PROPAGATION MODE CONVERSION

According to one embodiment of the invention, the propagation mode specified between a given source and a given destination for a particular body of data may be changed by the user. When such a change is made, certain operations are performed before the change goes into effect. For example, assume that modifications made to T1 on S1 are propagated asynchronously to S2. Assume further that the propagation mode is changed to synchronous. At the time the mode change is specified, the copy of T1 on S2 may not be identical to the copy on T1. Therefore, before synchronous propagation of T1 from S1 to S2 can begin, the copy of T1 on S2 must be brought up-to-date with respect to the copy of T1 on S1.

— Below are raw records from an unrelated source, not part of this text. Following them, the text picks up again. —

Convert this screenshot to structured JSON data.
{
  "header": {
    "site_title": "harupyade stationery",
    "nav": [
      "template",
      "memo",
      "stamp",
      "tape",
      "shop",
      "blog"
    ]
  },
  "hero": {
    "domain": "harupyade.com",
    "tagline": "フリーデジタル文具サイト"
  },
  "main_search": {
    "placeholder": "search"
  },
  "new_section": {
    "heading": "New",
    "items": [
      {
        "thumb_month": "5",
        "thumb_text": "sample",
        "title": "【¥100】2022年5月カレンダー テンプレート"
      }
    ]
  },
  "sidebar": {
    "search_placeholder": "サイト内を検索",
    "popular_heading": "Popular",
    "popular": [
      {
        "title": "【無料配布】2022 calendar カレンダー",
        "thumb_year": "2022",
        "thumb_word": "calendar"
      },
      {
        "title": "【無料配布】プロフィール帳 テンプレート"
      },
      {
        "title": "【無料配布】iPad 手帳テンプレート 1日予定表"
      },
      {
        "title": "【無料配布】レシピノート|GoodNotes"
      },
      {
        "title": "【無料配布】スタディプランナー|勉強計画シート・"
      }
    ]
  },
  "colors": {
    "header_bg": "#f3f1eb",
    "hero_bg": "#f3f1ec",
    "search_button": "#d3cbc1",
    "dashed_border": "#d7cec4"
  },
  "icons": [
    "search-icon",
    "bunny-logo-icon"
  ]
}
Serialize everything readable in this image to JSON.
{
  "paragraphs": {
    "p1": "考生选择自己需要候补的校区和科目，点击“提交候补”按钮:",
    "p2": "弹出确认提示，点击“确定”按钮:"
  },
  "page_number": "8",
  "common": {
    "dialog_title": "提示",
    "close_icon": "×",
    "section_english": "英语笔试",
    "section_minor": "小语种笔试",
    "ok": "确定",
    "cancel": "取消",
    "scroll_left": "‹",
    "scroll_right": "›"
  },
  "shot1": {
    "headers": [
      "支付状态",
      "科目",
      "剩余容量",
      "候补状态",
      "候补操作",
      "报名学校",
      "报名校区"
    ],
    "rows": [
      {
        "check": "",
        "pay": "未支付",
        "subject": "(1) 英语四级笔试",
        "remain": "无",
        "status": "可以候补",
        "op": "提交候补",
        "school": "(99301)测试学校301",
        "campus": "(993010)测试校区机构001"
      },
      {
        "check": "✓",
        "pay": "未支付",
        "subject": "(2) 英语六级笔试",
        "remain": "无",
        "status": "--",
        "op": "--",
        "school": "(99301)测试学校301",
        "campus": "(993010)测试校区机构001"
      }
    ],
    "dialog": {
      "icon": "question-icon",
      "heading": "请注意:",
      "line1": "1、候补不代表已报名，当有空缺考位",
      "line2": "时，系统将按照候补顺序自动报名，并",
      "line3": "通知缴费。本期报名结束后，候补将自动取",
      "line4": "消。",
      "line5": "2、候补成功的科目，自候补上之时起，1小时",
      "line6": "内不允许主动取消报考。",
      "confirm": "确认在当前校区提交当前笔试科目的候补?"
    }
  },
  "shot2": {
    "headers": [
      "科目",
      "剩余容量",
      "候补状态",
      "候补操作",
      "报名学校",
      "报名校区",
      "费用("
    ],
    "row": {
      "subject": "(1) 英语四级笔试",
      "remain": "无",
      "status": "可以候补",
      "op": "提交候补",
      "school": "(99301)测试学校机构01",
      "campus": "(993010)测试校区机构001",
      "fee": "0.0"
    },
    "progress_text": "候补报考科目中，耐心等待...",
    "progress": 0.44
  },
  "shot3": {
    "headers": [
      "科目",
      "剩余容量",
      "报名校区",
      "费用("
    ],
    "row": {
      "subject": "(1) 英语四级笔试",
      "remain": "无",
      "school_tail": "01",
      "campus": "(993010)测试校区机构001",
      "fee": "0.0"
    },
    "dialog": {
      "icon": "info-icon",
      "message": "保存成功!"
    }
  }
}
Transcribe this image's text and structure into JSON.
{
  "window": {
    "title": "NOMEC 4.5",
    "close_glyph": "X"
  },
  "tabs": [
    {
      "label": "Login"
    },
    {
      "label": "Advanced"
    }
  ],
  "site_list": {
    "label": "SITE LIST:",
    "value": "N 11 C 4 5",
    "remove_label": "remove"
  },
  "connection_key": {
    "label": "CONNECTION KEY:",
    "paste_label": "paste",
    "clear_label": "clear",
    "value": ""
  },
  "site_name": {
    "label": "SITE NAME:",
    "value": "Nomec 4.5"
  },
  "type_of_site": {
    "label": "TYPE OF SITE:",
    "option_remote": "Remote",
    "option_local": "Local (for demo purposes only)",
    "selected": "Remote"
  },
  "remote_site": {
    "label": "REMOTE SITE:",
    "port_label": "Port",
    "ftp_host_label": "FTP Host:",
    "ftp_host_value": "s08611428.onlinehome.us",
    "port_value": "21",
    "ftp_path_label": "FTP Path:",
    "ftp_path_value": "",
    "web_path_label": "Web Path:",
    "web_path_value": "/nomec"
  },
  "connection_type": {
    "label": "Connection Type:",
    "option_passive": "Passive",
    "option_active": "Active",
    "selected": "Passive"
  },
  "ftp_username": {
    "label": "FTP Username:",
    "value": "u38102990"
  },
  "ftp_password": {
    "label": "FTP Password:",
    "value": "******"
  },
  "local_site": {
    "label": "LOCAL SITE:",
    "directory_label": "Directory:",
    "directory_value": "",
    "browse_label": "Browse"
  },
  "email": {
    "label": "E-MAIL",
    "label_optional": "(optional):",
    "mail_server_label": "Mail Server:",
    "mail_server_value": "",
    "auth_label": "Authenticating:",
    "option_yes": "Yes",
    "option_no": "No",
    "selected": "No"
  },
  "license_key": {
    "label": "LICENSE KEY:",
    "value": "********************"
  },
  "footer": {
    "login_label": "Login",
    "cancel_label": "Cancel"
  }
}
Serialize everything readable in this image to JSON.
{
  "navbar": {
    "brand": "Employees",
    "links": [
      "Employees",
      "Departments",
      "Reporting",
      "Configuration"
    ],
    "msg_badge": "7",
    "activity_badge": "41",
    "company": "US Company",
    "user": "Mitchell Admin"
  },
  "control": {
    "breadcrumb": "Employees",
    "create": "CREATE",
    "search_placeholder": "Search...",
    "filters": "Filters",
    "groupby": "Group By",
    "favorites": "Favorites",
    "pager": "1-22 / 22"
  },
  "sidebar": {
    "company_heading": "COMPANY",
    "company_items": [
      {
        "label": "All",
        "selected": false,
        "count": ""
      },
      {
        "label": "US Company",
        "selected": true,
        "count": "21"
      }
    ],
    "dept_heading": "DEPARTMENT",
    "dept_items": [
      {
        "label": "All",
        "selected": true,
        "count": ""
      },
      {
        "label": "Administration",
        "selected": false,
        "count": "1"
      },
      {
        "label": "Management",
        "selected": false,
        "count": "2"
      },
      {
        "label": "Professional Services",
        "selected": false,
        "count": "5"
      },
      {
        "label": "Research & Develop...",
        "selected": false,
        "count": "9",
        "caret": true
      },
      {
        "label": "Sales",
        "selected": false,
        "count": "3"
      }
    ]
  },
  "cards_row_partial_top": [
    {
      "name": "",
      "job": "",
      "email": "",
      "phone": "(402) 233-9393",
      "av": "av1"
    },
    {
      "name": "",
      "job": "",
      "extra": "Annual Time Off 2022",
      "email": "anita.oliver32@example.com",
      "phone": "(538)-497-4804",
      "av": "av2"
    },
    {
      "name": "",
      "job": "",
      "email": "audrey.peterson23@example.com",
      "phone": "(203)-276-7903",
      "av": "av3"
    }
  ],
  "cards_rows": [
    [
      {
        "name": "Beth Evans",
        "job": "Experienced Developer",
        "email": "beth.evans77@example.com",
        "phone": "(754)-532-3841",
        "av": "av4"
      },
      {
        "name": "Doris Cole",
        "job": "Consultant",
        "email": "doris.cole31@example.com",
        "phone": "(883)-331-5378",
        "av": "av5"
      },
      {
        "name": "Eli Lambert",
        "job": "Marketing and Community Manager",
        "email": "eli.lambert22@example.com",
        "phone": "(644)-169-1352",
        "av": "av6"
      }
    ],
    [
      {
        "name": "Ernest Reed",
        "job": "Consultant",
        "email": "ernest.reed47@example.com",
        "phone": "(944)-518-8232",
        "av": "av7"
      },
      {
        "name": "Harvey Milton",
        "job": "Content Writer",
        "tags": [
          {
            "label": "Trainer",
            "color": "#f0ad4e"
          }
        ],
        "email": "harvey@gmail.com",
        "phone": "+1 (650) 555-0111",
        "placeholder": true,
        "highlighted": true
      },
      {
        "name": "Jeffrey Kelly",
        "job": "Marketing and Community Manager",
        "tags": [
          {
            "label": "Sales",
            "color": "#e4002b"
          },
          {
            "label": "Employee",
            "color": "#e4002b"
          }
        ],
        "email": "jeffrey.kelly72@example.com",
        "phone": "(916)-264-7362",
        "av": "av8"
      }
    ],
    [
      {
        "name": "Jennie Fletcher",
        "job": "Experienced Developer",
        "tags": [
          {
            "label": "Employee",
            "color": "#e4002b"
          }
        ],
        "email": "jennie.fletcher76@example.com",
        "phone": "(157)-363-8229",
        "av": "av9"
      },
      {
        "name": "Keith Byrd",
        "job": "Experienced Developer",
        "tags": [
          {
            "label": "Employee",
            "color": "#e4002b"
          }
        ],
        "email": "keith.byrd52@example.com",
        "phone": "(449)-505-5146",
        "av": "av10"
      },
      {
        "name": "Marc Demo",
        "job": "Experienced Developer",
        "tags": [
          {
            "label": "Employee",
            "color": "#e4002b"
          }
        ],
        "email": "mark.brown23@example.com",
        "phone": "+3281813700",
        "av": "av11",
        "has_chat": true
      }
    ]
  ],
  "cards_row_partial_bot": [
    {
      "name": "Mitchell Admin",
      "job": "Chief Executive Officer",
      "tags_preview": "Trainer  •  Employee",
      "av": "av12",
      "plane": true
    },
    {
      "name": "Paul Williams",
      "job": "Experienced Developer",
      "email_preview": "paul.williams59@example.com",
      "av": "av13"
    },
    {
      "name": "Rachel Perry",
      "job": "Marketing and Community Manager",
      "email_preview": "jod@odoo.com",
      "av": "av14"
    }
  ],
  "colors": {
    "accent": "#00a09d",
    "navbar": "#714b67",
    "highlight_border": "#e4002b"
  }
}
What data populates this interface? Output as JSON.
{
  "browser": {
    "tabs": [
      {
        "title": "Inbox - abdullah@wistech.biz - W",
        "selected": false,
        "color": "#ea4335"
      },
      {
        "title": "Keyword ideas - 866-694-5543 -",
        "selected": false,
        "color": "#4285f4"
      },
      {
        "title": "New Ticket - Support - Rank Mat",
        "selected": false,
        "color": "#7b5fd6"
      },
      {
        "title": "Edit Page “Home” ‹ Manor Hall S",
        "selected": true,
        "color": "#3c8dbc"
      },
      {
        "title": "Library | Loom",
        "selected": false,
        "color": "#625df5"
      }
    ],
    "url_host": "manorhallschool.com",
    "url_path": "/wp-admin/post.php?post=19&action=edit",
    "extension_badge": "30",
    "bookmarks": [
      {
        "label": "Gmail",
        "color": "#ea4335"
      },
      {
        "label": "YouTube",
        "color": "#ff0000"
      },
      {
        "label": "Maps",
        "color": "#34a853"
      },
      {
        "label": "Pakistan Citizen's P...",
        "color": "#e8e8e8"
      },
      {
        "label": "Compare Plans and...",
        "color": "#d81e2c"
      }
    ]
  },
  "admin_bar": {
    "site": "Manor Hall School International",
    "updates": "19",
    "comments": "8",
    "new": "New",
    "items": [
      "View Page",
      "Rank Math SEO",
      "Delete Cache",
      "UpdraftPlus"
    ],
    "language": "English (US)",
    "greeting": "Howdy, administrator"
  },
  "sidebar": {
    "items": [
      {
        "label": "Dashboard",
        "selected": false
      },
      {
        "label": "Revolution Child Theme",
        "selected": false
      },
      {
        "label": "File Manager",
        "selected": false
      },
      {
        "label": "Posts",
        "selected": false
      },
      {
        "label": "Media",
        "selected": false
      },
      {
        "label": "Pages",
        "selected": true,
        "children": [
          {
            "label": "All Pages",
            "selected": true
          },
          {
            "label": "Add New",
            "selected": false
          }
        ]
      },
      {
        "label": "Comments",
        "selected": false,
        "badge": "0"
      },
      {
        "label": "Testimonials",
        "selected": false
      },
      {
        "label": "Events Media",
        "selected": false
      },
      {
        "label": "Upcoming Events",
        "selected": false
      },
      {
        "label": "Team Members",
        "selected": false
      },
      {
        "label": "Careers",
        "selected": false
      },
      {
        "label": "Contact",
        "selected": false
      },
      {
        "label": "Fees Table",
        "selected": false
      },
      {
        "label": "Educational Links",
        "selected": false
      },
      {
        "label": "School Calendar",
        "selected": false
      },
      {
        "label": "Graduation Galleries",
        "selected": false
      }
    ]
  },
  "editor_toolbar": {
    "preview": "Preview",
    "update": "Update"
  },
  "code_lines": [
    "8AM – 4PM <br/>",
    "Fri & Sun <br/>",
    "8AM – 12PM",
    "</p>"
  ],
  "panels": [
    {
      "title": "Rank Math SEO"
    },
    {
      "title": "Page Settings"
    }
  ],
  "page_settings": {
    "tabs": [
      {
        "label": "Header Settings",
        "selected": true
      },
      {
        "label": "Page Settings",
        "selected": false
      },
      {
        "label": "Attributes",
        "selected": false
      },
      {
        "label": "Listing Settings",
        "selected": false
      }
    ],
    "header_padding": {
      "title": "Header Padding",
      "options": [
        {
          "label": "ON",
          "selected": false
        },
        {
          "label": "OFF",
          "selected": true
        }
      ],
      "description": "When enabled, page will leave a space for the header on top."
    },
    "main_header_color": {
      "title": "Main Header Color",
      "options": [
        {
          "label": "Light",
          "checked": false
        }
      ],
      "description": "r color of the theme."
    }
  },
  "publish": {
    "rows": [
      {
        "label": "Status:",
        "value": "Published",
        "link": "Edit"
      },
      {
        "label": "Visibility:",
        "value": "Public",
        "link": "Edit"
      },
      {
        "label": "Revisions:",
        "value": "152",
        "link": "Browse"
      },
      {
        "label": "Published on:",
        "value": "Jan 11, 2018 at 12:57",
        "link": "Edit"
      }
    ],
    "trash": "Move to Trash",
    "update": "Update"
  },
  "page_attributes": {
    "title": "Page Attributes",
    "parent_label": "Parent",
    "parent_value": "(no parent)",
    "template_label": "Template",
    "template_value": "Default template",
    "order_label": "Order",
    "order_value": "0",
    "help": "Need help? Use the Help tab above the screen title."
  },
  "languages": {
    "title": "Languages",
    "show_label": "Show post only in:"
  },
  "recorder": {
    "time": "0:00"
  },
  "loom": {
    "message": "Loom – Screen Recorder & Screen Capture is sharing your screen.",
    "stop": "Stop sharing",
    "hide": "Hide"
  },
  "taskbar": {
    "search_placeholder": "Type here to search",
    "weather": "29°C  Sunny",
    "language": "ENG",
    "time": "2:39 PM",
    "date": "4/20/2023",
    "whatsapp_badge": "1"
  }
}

According to one embodiment, the copy of T1 on S2 is brought up-to-date by locking T1 on S1 to prevent updates, and then applying at S2 all updates to T1 that have been queued for propagation from T1 to S2. When the updates have been applied, T1 on S2 will reflect all changes made to T1 at S1. The trigger associated with T1 on S1 is updated to call the synchronous replication routines to propagate data to S2 in response to modifications to T1 at S1. T1 on S1 is then unlocked, allowing users to modify T1 on S1. All such subsequent modifications to T1 on S1 are propagated synchronously to S2.

When the propagation mode is changed from synchronous to asynchronous, there are no modifications that have been made permanent at the source site that are not already reflected at the destination site. However, it is possible for a transaction making an update at the source site to be in-progress. Therefore, an exclusive lock on the body of data at the source site is requested. When the exclusive lock is granted, there cannot be any active transactions that have made changes to the body of data at the source site. Therefore, it is safe to change the propagation mode to asynchronous propagation by revising the propagation trigger at the source site as appropriate.

FAILOVER SYSTEM

According to one embodiment of the invention, the ability to combine synchronous and asynchronous replication is used to provide a failover system 400, as illustrated in FIGS. 4A and 4B. Referring to FIG. 4A, it is a block diagram illustrating a system with two sites 402 and 408. Both sites contain copies of a body of data (T1). Changes made to the copy 404 at site 402 are synchronously propagated to site 408, while changes made to the copy 410 at site 408 are asynchronously copied to site 402.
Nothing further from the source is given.